Accelerating the processes, hoping that faster is the solution.
Manufacturing profitability by driving cost out of the processes.
What can be done?
As you read this, leaders are buckling under the weight of the unknown. Many are reaching for 2019, in respect of leadership behaviours, as a comfort blanket. They are in denial in respect of how the world has changed and will continue to change.
We need to take the load from their shoulders by distributing the burden. In my view, we need to see leadership as less a role, the primary cog in the factory, and more a characteristic of the workforce.
Imagine watching a football match where the captains continuously chase the ball around the pitch issuing instructions to their players closest to the ball. This is both exhausting and inefficient. It will lead to burnt out leaders and missed opportunities. Thankfully, that is not how they play football. The person closest to the action is the captain in that moment. This would be considered a radical idea in the business world. Though some sectors have taken this onboard, eg. luxury hotels.

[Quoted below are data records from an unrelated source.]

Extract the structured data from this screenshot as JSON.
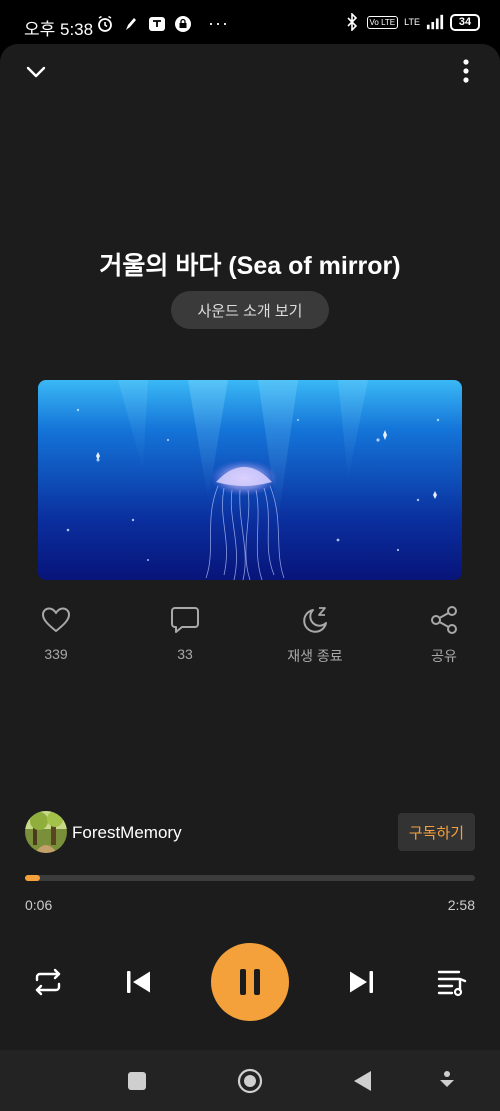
{
  "status_bar": {
    "time": "오후 5:38",
    "left_icons": [
      "alarm-icon",
      "pen-icon",
      "talk-icon",
      "lock-icon"
    ],
    "more_dots": "···",
    "lte_badge": "Vo LTE",
    "lte_text": "LTE",
    "battery": "34"
  },
  "header": {
    "collapse_icon": "chevron-down-icon",
    "menu_icon": "more-vertical-icon"
  },
  "track": {
    "title": "거울의 바다 (Sea of mirror)",
    "intro_button": "사운드 소개 보기"
  },
  "actions": [
    {
      "icon": "heart-icon",
      "label": "339"
    },
    {
      "icon": "comment-icon",
      "label": "33"
    },
    {
      "icon": "sleep-timer-icon",
      "label": "재생 종료"
    },
    {
      "icon": "share-icon",
      "label": "공유"
    }
  ],
  "artist": {
    "name": "ForestMemory",
    "subscribe": "구독하기"
  },
  "progress": {
    "current": "0:06",
    "total": "2:58",
    "fraction": 0.034
  },
  "controls": [
    "repeat-icon",
    "previous-icon",
    "pause-icon",
    "next-icon",
    "playlist-icon"
  ],
  "colors": {
    "accent": "#f4a13c",
    "background": "#1c1c1c"
  }
}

But even football is constrained by very clear rules. We are moving into a world where there is only one rule and that is to stay in the game. Again we will face a greater diversity of new scenarios and this in my view is the strongest case for diversity in the workforce and a more evenly spread leadership.
I am loath to say this is just decentralised leadership because that still assumes a hierarchy of active cognition. I am pushing for ubiquitous leadership. The traditional centralised command and control model where all big decisions are made from a well-appointed room at a time to suit the leadership rather than the market, needs to be replaced by something more organic, more living. Your hand doesn’t seek the council of your brain when it inadvertently touches something hot.

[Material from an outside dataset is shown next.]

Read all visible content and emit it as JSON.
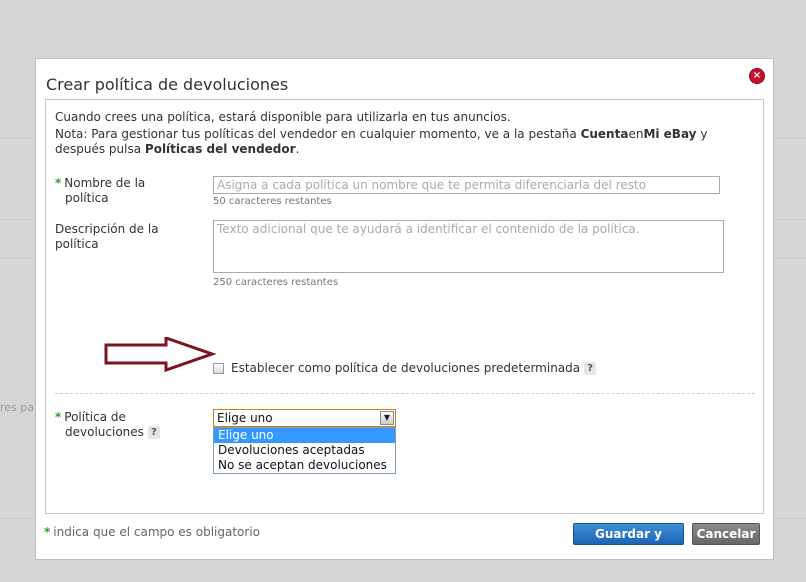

A ubiquitous leadership model enables the organisation to engage simultaneously on multiple fronts. The organisation of the future has multiple brains that gravitate to where the action is in a higher adaptive manner.
You might say that anyone who has influence over someone else, by virtue of position, capability or influence is a leader. So the recent graduate tasked with overseeing the new intern is a leader, as is the procurement officer who is managing a supplier account.
So returning to the quiz:
With a more even cognitive distribution, it is only fair that the remuneration is equally distributed. This is better for workers and for society as a whole. Leadership education needs to be less elitist and more woven into primary and secondary education. With this model we need fewer managers and more leaders. In a rapidly changing world, the ability to self-configure into transient self-led taskforces is key.
The leap required to operate in an increasingly disrupted world can feel threatening. Many workers will not want to take on leadership responsibilities. They are happy with taking orders and turning handles in exchange for disposable income. Many leaders will feel threatened by this redistribution of power and remuneration. Certainly, the head-hunters and business schools will not be in a rush to dismantle their cash cows.
None of us has a choice. Disruption will see to that. The question is how many of us can adapt and thrive in this increasingly chaotic world. We can start the transformation process now or we can wait until things get really dystopian. I would encourage the business schools to take the lead on this.